The Discovery of RGH-706, a Highly Efficacious MCH1 Receptor Antagonist, for the Treatment of Obesity and Insatiable Hunger

The discovery and characterization of a novel 2,3,4,5-tetrahydro-1H-[1,4]diazepino[1,7-a]indole derivative MCH1 receptor antagonist (37) is disclosed. Starting from our previously investigated pyrazino[1,2-a]indole series and utilizing a scaffold hopping strategy, pyrimidine- and 1,4-diazepine-fused indole derivatives were designed and synthesized. Among these, only the prototype molecule containing the 2,3,4,5-tetrahydro-1H-[1,4]diazepino[1,7-a]indole scaffold emerged as a chemically stable and potent MCHR1 antagonist. Previous SAR knowledge coupled with an ex vivo occupancy assay helped us to optimize this advanced lead to our candidate (37). The high MCHR1 potency and excellent receptor occupancy profile of 37 translated into statistically significant body weight loss after 14 days in a DIO mice study, supporting the potential use of this compound as a weight loss agent. Compound 37 (RGH-706) has successfully completed a phase I (SAD & MAD) clinical study in the indication of obesity, followed by an exploratory Phase II study in patients with Prader–Willi Syndrome (PWS).

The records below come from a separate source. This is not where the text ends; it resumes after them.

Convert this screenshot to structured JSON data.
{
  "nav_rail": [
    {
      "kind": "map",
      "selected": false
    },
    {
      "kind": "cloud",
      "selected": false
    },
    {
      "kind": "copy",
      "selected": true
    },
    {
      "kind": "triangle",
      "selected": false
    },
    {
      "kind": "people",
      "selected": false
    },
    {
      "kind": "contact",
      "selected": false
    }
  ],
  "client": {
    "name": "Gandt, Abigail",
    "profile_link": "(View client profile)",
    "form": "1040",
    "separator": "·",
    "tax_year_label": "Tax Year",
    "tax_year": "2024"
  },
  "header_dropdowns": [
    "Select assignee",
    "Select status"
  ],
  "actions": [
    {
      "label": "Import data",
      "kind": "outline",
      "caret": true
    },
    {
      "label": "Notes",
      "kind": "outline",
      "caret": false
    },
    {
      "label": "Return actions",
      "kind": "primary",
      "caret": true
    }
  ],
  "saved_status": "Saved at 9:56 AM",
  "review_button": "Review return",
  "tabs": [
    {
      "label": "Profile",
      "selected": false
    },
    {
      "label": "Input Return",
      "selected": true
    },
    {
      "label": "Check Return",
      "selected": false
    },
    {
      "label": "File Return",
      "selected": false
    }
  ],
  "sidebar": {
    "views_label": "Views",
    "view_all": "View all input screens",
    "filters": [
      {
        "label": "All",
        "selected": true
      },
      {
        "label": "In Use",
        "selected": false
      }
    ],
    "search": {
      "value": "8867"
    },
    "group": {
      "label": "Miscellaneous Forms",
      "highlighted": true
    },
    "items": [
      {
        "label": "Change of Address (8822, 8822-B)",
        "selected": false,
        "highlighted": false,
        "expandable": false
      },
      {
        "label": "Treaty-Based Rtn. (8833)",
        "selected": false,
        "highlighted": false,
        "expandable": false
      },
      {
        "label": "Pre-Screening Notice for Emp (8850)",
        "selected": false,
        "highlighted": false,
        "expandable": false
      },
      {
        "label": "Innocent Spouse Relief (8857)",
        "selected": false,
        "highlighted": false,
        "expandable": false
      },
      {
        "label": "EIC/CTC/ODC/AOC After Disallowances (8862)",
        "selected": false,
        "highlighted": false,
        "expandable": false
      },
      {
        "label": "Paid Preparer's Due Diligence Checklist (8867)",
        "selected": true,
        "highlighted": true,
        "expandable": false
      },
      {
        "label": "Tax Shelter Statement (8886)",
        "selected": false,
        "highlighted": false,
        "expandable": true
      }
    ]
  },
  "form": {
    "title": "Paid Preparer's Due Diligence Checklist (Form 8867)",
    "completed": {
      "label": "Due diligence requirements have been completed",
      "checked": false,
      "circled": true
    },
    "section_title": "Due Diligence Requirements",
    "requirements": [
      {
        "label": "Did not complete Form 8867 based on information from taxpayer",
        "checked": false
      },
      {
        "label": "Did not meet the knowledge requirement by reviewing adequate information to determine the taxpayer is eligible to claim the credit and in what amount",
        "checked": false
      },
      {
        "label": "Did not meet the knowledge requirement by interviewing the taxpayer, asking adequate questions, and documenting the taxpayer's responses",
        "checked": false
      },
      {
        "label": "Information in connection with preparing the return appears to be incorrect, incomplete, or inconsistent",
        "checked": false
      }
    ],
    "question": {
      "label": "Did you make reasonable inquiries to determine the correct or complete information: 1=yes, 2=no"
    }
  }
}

本研究公开了一种新型2,3,4,5-四氢-1H-[1,4]二氮杂䓬并[1,7-a]吲哚类MCH1受体拮抗剂衍生物（化合物37）的发现与表征工作。本研究基于此前研发的吡嗪并[1,2-a]吲哚类系列化合物，采用骨架跃迁（scaffold hopping）策略，设计并合成了嘧啶并吲哚与1,4-二氮杂䓬并吲哚类衍生物。在该系列衍生物中，仅含2,3,4,5-四氢-1H-[1,4]二氮杂䓬并[1,7-a]吲哚骨架的原型分子展现出优异的化学稳定性与强效的MCHR1拮抗活性。既往构效关系（Structure-Activity Relationship, SAR）知识结合离体受体占位实验，助力我们将该优质先导化合物优化至候选化合物（37）。化合物37的高MCHR1拮抗活性与优异的受体占位特性，在饮食诱导肥胖（Diet-Induced Obesity, DIO）小鼠模型中给药14天后，可带来具有统计学显著性的体重降低，证实该化合物具备开发为减重药物的潜力。化合物37（代号RGH-706）已针对肥胖适应症顺利完成I期（单剂量递增Single Ascending Dose, SAD & 多剂量递增Multiple Ascending Dose, MAD）临床试验，随后针对普拉德-威利综合征（Prader–Willi Syndrome, PWS）患者开展了探索性II期临床试验。